At the outset, a joint meetings of Repatriation Task Force or RTF of Bangladesh and Myanmar could take place to give the preparations of the much talked about Rohingya repatriation a new dimension.
According to officials, members of the delegations will begin their two-day visit to Rohingya camps in Cox's Bazar today (Saturday). During their visit, the delegates will meet and exchange views to learn about potential returnees from Muslim and Hindu Rohingya communities.
Besides this, they would also meet officials from Bangladeshi, the United Nations and international humanitarian agencies on refugee in a bid to address the disputes on the physical arrangement of repatriation.
There will be several meetings between Rohingyas and the delegates where the ASEAN Humanitarian Assistance, AHA will present its plan on Rohingya rehabilitation in Rakhine state in Myanmar.

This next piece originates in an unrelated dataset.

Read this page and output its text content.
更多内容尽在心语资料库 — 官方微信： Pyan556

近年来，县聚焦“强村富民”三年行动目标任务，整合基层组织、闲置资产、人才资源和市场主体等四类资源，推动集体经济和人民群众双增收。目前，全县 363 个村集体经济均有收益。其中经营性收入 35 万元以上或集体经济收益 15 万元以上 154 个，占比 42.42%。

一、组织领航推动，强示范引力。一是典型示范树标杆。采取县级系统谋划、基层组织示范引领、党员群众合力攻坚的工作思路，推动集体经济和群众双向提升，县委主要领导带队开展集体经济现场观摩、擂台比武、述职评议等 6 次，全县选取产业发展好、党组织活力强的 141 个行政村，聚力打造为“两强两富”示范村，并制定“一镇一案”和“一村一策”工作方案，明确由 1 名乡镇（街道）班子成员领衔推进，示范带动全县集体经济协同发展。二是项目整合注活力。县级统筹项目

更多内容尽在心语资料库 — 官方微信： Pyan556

“The high-level Myanmar delegation’s visit to Rohingya camps in Cox's Bazar will be motivational for Rohingyas, that will also project how Myanmar authority comes to resolve the crisis,” said Mohammad Abul Kalam, Refugee Relief and Repatriation Commissioner and also Chief of RTF Bangladesh.

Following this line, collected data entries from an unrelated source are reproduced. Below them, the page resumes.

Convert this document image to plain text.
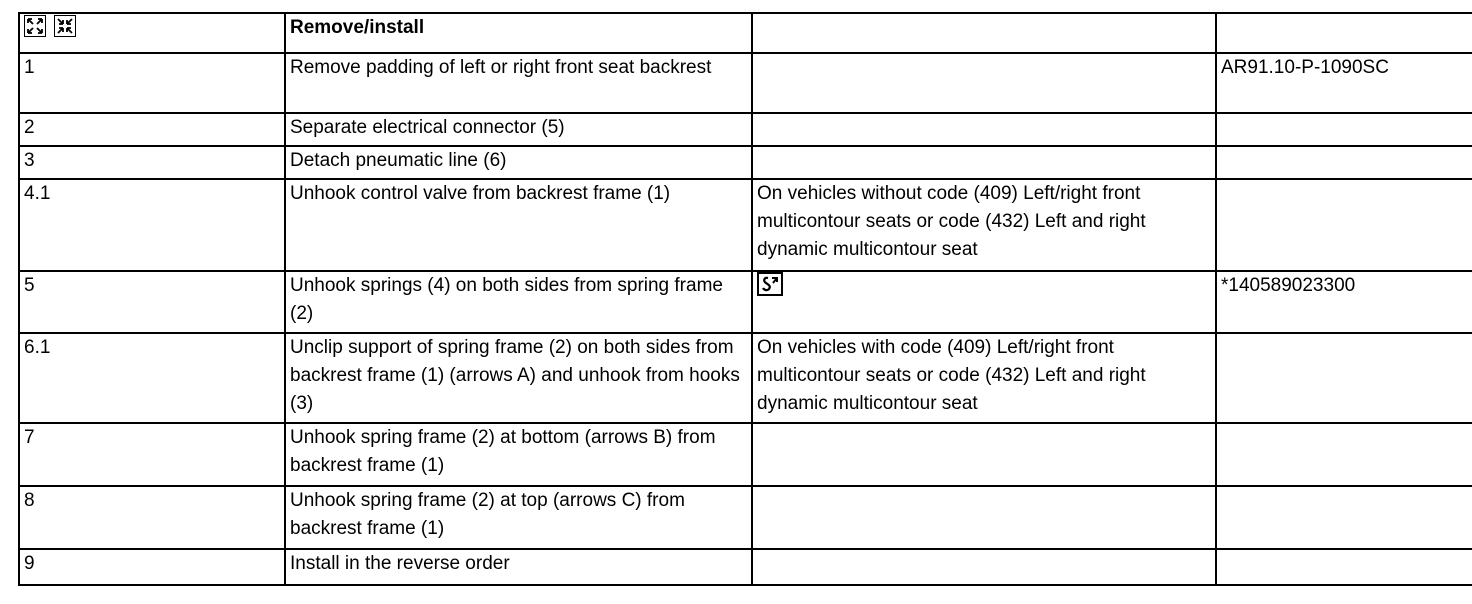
	Remove/install		
1	Remove padding of left or right front seat backrest		AR91.10-P-1090SC
2	Separate electrical connector (5)		
3	Detach pneumatic line (6)		
4.1	Unhook control valve from backrest frame (1)	On vehicles without code (409) Left/right front multicontour seats or code (432) Left and right dynamic multicontour seat	
5	Unhook springs (4) on both sides from spring frame (2)		*140589023300
6.1	Unclip support of spring frame (2) on both sides from backrest frame (1) (arrows A) and unhook from hooks (3)	On vehicles with code (409) Left/right front multicontour seats or code (432) Left and right dynamic multicontour seat	
7	Unhook spring frame (2) at bottom (arrows B) from backrest frame (1)		
8	Unhook spring frame (2) at top (arrows C) from backrest frame (1)		
9	Install in the reverse order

He told Bangladesh Post, “The RTF of two countries is set to meet for the first time to discuss modalities of physical implementation of the Rohingya repatriation from Bangladesh. Myanmar officials will inform about their preparation for taking back their nationals. There is a possibility of an understanding among the parties on removing existing barriers to repatriation.”
Myanmar Foreign Affairs Permanent Secretary U Myint Thu will lead the delegation of officials from the Social Welfare Ministry and the Union Enterprise for Humanitarian Assistance, Resettlement and Development in Rakhine. Among the 14-member delegation, 10 are from Myanmar and the rest are from ASEAN.
Foreign Minister Dr AK Abdul Momen on Thursday reiterated his hope that Myanmar will soon start taking back its nationals from Bangladesh as global pressure on the neighbouring country is mounting.
Myanmar and Bangladesh signed a repatriation deal in November 2017 and agreed that the first batch of 2251 refugees from northern Rakhine State would return to Myanmar on November 15, but the refugees refused to return over fears for their safety after returning.
Despite Myanmar’s claim that it is ready to start repatriation but the country has made “minimal” preparations for the return of hundreds of thousands of Rohingyas, said an Australian think-tank after analyzing the satellite data which were collected very recently.
It is anticipated that the announcement of Rohingya repatriation will begin before the start of next United Nations General Assembly (UNGA) in September.
Ashraful Azad, Assistant Prof of International Relations told Bangladesh Post, “Presence of ASEAN delegation seems very promising and serious.”
He said that emphasis should be given on how the meeting's decisions will be implemented. The manner in which Myanmar is behaving. “It seems we need pressure from the ASEAN countries, China and India to achieve success.”
On Oct 2018, a 16-member Myanmar delegation led by Myanmar Foreign Secretary Myint Thu visited Ukhia’s Kutupalong Rohingya camps in Cox's Bazar. At that time they also talked with some Rohingya victims and had assured them that necessary measures would be taken. But Rohingyas were not convinced.
Apart from visiting Cox’s Bazar, the team will have a meeting with the foreign secretary in charge in Bangladesh and ASEAN and the ASEAN Coordinating Centre for Humanitarian Assistance team in Dhaka on Monday.